Crime bluff is over: Governments finally admit that IRA is not involved in so-called criminality, meaning DUP’s flimsy excuse is gone

The Irish and British governments said publicly yesterday that the IRA was honouring its pledges to cease military operations and ensure that volunteers did not “engage in any other activities whatsoever”.

British secretary of state Peter Hain said there was no excuse for political parties to refuse to engage and restore devolved government in the North by a November 24 deadline.

He said: “There probably is still some localised individual criminality by former and maybe existing Provisional IRA members for their own private gain. “What there is not is any organised ‘from-the-centre’ criminality any more. “To that extent, the IRA are delivering on their commitments made last July, not just in respect of shutting down paramilitary activity but also shutting down criminality.”

Sinn Féin last night said the Irish and British governments were stating the obvious in their declaration that the IRA had honoured its promises. Newry and Armagh MP Conor Murphy said “serious work” aimed at restoring the North’s assembly must begin.

“It didn’t take Peter Hain or anyone else to tell us that the IRA has honoured its commitments. That’s obvious to everyone on the ground. “The DUP must now stop hiding behind excuses and get down to serious work,” he said.


Editorial:

Criminality excuse finally laid to rest

The Northern Secretary of State, Peter Hain, was merely expressing what most people know to have been the truth for some time when he stated yesterday that the IRA is no longer involved in centrally organised ‘criminality’. Justice Minister Michael McDowell sang from the same hymn sheet when he was asked if he believed that the IRA was fulfilling the promises it made last year: “The Irish government and British government are working on that assumption, based on the evidence we have.”

That’s quite a turnaround for a man who earned his hard man spurs on the back of lambasting republicans at every available opportunity. What can be seen quite clearly today in the wake of the positive words of Irish and British government ministers yesterday is that the vast bulk of what we’ve heard in recent months and years about ‘IRA criminality’ was hyperbole and hysteria designed to stem Sinn Féin’s electoral advances, particularly in the South.

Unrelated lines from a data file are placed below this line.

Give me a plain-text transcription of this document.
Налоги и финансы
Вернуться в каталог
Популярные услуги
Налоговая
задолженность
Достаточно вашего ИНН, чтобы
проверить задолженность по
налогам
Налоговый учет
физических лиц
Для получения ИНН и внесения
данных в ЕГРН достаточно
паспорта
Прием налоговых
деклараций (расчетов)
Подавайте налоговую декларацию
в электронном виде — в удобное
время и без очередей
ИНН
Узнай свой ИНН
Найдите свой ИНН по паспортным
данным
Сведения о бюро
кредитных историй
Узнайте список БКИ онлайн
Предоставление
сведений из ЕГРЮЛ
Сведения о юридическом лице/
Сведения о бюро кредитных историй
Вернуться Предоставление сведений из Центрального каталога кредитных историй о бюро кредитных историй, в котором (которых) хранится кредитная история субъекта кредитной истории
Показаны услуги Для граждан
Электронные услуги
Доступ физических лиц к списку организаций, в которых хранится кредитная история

It was as recently as last year that Mr McDowell said that the extent of “IRA-Sinn Féin criminality” was such that it had led to the creation of a “Provo state within a state”. Can it really be the case that a “Provo state within a state” has been dismantled and decommissioned in just a matter of months? Hardly. Rather, yesterday’s developments suggest that the heated and colourful rhetoric about republicans and criminality was just that – rhetoric.

What is important is that yesterday’s words are matched with action, and the action required is that of letting the DUP know in no uncertain terms that their fig-leaf excuse for halting political progress will no longer be accepted and convincing them that there will be a political price to be paid should they continue to stall.

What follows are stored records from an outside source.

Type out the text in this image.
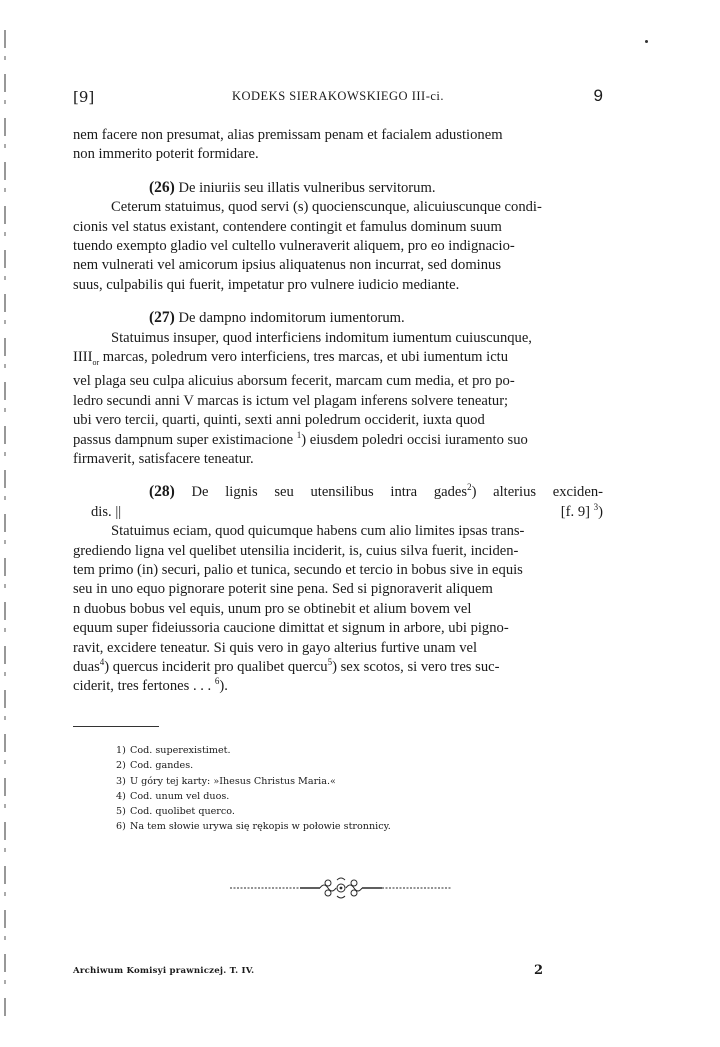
[9]	KODEKS SIERAKOWSKIEGO III-ci.	9

nem facere non presumat, alias premissam penam et facialem adustionem

non immerito poterit formidare.

(26) De iniuriis seu illatis vulneribus servitorum.

Ceterum statuimus, quod servi (s) quocienscunque, alicuiuscunque condi-

cionis vel status existant, contendere contingit et famulus dominum suum

tuendo exempto gladio vel cultello vulneraverit aliquem, pro eo indignacio-

nem vulnerati vel amicorum ipsius aliquatenus non incurrat, sed dominus

suus, culpabilis qui fuerit, impetatur pro vulnere iudicio mediante.

(27) De dampno indomitorum iumentorum.

Statuimus insuper, quod interficiens indomitum iumentum cuiuscunque,

$IIII_{or}$ marcas, poledrum vero interficiens, tres marcas, et ubi iumentum ictu

vel plaga seu culpa alicuius aborsum fecerit, marcam cum media, et pro po-

ledro secundi anni V marcas is ictum vel plagam inferens solvere teneatur;

ubi vero tercii, quarti, quinti, sexti anni poledrum occiderit, iuxta quod

passus dampnum super existimacione $^1$) eiusdem poledri occisi iuramento suo

firmaverit, satisfacere teneatur.

(28) De lignis seu utensilibus intra gades$^2$) alterius exciden-

dis. ||	[f. 9] $^3$)

Statuimus eciam, quod quicumque habens cum alio limites ipsas trans-

grediendo ligna vel quelibet utensilia inciderit, is, cuius silva fuerit, inciden-

tem primo (in) securi, palio et tunica, secundo et tercio in bobus sive in equis

seu in uno equo pignorare poterit sine pena. Sed si pignoraverit aliquem

n duobus bobus vel equis, unum pro se obtinebit et alium bovem vel

equum super fideiussoria caucione dimittat et signum in arbore, ubi pigno-

ravit, excidere teneatur. Si quis vero in gayo alterius furtive unam vel

duas$^4$) quercus inciderit pro qualibet quercu$^5$) sex scotos, si vero tres suc-

ciderit, tres fertones . . . $^6$).

1) Cod. superexistimet.

2) Cod. gandes.

3) U góry tej karty: »Ihesus Christus Maria.«

4) Cod. unum vel duos.

5) Cod. quolibet querco.

6) Na tem słowie urywa się rękopis w połowie stronnicy.

Archiwum Komisyi prawniczej. T. IV.	2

The first anniversary of the historic IRA decision to end its armed campaign is rapidly approaching and already much of the forward momentum created by that courageous initiative has been dissipated by DUP hypocrisy and cant. While members of that party happily rub shoulders with loyalist paramilitaries demonstrating clearly that their repeated assertions that they are opposed to all violence and criminality, whatever the source, is meaningless bluster. The British government knows that as well as anybody else – Peter Hain knows that he now has an opportunity to put the DUP’s feet to the fire. Whether he will take his courage in his hands and do it is another question entirely.

Rather than stagger towards the November deadline with uncertainty and trepidation swirling all around, now is the time to inject a bit of purpose and urgency into the process. Now is the time for the Irish and British government to tell the DUP that the final words have been spoken on criminality, just as they have been on decommissioning.